Je me suis lancé il y a maintenant 5 ans et je n’ai quasiment travaillé que pour NRJ car j’ai eu la chance d’être embauché directement à la fin de mes études à l’ISCPA Paris.

J’ai commencé dans une petite antenne locale, à Cherbourg, avant d’être muté un an plus tard à Grenoble, ma ville d’origine. Finalement en août 2014, j’ai eu une nouvelle promotion et je travaille depuis sur l’antenne nationale à Paris.

A côté de la radio, j’ai aussi été pigiste pour un site spécialisé dans la santé et je suis actuellement en discussion pour devenir enseignant en journalisme.

♦ Avant, tu étais journaliste sur l’antenne grenobloise. Qu’est-ce que ça change de travailler chez NRJ à Paris ?

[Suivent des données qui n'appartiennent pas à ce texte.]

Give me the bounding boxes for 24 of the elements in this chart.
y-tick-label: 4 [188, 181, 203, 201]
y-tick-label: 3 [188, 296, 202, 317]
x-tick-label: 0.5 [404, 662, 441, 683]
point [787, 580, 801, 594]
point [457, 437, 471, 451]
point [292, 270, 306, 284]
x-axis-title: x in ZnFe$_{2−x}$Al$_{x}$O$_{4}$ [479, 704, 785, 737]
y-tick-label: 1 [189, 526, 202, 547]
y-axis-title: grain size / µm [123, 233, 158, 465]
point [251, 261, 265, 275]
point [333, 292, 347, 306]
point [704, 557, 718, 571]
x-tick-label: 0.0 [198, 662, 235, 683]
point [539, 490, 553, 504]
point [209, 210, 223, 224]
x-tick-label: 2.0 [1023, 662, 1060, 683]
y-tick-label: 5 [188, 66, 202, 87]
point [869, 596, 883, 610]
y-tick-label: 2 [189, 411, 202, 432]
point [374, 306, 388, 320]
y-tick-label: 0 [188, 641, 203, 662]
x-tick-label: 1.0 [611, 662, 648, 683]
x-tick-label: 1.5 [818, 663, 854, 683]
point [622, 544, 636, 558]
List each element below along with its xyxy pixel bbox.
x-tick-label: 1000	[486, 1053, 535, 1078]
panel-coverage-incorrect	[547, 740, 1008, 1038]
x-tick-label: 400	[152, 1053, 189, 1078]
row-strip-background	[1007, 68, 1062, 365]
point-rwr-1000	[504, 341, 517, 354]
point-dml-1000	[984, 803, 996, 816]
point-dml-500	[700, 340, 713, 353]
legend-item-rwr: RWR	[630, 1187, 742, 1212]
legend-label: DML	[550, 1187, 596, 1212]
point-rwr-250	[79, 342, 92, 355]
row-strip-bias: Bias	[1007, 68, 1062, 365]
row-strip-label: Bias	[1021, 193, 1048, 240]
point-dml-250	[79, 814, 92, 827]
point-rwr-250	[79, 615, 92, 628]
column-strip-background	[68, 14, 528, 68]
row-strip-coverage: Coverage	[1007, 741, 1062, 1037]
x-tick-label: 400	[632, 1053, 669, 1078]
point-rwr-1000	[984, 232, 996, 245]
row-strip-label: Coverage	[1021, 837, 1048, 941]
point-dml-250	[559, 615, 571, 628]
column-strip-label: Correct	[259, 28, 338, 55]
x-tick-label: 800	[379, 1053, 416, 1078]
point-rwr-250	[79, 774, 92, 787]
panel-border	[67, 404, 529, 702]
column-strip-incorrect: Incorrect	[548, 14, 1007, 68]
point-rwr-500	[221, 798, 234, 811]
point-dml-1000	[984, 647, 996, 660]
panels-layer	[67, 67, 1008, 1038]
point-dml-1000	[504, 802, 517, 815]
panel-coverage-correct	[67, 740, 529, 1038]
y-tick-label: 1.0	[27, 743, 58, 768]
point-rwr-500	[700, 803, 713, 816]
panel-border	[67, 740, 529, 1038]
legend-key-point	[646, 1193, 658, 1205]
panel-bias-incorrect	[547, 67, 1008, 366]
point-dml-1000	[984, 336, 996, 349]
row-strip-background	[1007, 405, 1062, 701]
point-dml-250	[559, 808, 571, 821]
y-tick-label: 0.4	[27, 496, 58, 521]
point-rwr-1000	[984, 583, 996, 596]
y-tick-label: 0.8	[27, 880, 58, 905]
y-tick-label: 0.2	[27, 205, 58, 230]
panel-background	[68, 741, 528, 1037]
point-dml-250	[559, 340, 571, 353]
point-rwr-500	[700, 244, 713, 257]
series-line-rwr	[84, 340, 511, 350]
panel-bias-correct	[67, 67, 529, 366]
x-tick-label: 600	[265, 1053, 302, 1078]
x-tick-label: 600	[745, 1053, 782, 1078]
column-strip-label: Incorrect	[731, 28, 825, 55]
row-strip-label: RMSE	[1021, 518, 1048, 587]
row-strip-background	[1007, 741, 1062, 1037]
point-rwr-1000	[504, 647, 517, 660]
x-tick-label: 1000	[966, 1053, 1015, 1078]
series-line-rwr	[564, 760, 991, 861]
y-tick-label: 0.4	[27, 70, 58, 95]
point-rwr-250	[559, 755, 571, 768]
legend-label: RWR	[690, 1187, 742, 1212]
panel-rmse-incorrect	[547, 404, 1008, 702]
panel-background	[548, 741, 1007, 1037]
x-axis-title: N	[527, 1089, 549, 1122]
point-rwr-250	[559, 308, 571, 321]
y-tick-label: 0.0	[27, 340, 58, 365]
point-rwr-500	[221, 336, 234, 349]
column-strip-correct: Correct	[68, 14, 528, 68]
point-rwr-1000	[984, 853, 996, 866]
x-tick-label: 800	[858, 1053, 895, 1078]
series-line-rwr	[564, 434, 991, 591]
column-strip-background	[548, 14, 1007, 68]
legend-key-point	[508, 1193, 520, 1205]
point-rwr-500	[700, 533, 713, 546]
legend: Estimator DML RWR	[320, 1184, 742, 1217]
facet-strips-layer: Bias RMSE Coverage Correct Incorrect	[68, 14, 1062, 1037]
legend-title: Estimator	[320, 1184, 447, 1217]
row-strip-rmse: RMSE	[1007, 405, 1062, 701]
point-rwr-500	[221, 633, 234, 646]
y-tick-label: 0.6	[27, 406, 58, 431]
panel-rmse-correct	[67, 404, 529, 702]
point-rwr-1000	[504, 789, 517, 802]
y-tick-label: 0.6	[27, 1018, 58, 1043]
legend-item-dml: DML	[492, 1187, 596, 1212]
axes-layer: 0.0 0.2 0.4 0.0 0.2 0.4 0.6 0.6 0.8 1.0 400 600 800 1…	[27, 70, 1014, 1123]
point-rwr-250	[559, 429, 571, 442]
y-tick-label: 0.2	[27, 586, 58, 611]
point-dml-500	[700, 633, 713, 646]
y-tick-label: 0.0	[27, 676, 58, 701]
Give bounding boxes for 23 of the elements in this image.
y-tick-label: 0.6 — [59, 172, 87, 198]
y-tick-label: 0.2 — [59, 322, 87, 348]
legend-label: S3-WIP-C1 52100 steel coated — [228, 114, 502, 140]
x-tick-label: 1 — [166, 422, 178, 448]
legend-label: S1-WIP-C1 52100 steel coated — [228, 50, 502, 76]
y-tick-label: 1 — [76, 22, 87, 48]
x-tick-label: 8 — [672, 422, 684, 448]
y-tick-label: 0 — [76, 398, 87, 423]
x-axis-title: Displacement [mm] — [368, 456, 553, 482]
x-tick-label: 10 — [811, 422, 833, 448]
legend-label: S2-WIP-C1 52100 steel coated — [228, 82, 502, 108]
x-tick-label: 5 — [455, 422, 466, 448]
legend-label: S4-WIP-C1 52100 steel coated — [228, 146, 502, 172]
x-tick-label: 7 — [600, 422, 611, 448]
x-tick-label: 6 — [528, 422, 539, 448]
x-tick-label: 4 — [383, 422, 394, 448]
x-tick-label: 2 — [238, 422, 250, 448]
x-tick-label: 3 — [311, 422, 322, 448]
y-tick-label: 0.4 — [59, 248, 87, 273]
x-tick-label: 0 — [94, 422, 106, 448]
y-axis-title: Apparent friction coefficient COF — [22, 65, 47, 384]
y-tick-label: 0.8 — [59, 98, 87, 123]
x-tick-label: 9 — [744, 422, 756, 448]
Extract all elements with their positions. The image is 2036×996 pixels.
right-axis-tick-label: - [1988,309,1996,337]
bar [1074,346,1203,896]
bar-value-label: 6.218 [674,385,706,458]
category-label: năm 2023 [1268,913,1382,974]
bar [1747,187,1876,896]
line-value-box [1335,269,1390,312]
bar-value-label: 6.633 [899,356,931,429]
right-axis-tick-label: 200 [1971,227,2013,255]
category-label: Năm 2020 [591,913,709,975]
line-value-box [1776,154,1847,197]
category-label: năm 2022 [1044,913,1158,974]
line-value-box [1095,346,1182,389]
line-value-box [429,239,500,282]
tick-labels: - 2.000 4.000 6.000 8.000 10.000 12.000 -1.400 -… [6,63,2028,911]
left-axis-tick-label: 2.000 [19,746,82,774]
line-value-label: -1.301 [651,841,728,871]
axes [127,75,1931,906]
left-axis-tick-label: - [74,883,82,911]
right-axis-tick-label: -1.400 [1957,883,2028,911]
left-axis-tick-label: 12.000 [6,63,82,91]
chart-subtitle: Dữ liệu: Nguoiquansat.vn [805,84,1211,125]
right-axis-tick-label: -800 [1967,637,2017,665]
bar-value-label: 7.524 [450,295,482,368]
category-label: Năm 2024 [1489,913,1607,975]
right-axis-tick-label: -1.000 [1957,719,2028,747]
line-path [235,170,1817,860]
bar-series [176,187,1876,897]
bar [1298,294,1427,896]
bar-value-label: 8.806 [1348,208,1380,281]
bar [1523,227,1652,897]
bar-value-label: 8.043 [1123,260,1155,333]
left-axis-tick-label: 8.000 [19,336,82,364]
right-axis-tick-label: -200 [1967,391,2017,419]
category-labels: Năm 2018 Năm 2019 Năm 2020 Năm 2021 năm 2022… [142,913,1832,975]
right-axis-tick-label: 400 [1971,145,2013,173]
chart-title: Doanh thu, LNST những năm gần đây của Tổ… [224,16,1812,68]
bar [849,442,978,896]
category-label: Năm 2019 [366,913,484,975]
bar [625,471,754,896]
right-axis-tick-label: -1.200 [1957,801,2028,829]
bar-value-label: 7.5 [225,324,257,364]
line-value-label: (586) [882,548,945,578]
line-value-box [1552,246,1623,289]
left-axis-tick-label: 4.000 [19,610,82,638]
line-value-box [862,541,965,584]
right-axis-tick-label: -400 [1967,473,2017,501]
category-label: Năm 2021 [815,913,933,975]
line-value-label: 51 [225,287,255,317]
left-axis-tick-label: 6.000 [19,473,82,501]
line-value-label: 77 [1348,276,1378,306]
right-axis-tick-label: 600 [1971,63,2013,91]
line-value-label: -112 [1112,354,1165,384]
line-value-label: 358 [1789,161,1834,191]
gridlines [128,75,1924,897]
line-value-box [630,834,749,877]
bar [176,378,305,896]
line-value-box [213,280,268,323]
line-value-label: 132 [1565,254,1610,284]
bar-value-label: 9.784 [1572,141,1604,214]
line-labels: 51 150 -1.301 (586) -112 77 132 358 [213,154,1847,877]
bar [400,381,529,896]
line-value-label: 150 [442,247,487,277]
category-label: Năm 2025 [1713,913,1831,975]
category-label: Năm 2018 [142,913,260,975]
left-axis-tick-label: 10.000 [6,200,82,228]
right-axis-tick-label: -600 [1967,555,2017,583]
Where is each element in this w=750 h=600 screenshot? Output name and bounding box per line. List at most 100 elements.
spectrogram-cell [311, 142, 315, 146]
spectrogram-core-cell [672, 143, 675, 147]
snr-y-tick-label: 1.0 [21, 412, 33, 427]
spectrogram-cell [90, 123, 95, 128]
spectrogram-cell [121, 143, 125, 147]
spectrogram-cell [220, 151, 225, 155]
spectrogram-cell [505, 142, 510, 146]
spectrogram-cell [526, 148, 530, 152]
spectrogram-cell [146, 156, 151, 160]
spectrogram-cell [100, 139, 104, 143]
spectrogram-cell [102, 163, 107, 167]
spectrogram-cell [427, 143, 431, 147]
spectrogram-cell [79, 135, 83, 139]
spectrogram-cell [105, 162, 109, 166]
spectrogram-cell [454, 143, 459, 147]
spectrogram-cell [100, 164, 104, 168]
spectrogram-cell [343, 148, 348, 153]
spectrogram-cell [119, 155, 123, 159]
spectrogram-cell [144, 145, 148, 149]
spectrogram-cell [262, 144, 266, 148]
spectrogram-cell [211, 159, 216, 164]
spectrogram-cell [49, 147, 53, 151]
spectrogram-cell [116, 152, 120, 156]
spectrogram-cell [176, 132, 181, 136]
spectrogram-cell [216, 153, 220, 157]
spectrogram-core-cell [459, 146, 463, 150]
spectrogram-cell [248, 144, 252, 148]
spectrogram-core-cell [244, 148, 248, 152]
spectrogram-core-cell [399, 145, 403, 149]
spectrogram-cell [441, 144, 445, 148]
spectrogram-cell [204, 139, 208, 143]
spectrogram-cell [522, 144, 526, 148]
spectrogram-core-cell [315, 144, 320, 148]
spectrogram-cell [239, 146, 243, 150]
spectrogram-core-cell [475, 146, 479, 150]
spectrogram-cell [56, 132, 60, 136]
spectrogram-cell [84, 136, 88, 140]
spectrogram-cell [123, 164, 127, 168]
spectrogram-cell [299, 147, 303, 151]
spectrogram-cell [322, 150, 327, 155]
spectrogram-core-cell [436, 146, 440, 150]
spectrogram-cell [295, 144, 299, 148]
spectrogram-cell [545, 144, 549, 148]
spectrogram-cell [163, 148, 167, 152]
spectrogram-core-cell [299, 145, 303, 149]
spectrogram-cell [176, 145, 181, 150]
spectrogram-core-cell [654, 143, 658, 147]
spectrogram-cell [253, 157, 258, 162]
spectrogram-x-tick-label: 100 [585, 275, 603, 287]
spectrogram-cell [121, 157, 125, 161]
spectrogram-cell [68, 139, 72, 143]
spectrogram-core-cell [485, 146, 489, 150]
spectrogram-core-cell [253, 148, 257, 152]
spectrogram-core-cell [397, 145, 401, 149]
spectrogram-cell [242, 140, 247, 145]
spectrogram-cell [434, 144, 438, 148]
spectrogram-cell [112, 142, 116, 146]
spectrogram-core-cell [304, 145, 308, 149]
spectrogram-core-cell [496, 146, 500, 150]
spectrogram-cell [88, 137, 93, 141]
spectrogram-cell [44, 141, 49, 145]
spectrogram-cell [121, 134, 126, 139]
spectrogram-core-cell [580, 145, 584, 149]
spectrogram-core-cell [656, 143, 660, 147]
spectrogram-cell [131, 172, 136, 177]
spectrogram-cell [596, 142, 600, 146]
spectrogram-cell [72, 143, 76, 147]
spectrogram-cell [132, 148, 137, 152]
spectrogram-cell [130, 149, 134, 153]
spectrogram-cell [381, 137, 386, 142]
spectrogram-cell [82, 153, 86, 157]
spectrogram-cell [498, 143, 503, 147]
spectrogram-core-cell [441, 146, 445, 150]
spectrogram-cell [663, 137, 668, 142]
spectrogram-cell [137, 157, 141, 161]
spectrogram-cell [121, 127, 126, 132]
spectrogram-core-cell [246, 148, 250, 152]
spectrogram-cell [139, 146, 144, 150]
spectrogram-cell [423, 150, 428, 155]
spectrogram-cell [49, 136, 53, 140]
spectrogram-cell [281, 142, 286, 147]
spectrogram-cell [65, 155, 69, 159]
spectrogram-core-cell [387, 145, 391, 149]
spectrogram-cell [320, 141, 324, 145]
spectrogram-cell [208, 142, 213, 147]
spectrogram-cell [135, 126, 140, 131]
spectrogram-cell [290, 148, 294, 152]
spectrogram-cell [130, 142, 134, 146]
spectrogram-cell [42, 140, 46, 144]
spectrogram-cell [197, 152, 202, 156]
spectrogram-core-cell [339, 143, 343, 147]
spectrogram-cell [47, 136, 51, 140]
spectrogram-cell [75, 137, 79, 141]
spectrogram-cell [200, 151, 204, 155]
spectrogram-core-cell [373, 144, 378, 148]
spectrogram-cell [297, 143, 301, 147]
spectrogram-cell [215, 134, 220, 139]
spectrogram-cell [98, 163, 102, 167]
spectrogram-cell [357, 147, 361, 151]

Beaucoup de choses ! Sur le papier, je dois accomplir les mêmes missions mais tout est radicalement différent.

Le journaliste « natio » est celui qui interview les stars que les auditeurs découvrent à l’antenne. Et c’est tout un exercice entre les rendez-vous à caler, les heures d’attentes le jour J, la pression des attachés de presse et/ou managers, les interviews qui durent 3 minutes au lieu des 15 convenues en amont.

La patience est la qualité principale d’un journaliste et ça se vérifie encore plus dans ce contexte.

Forcément, l’échange humain que l’on peut avoir avec les personnes interviewées n’est plus aussi riche. Mais on fait aussi de belles rencontres avec certains artistes « accessibles » malgré le succès.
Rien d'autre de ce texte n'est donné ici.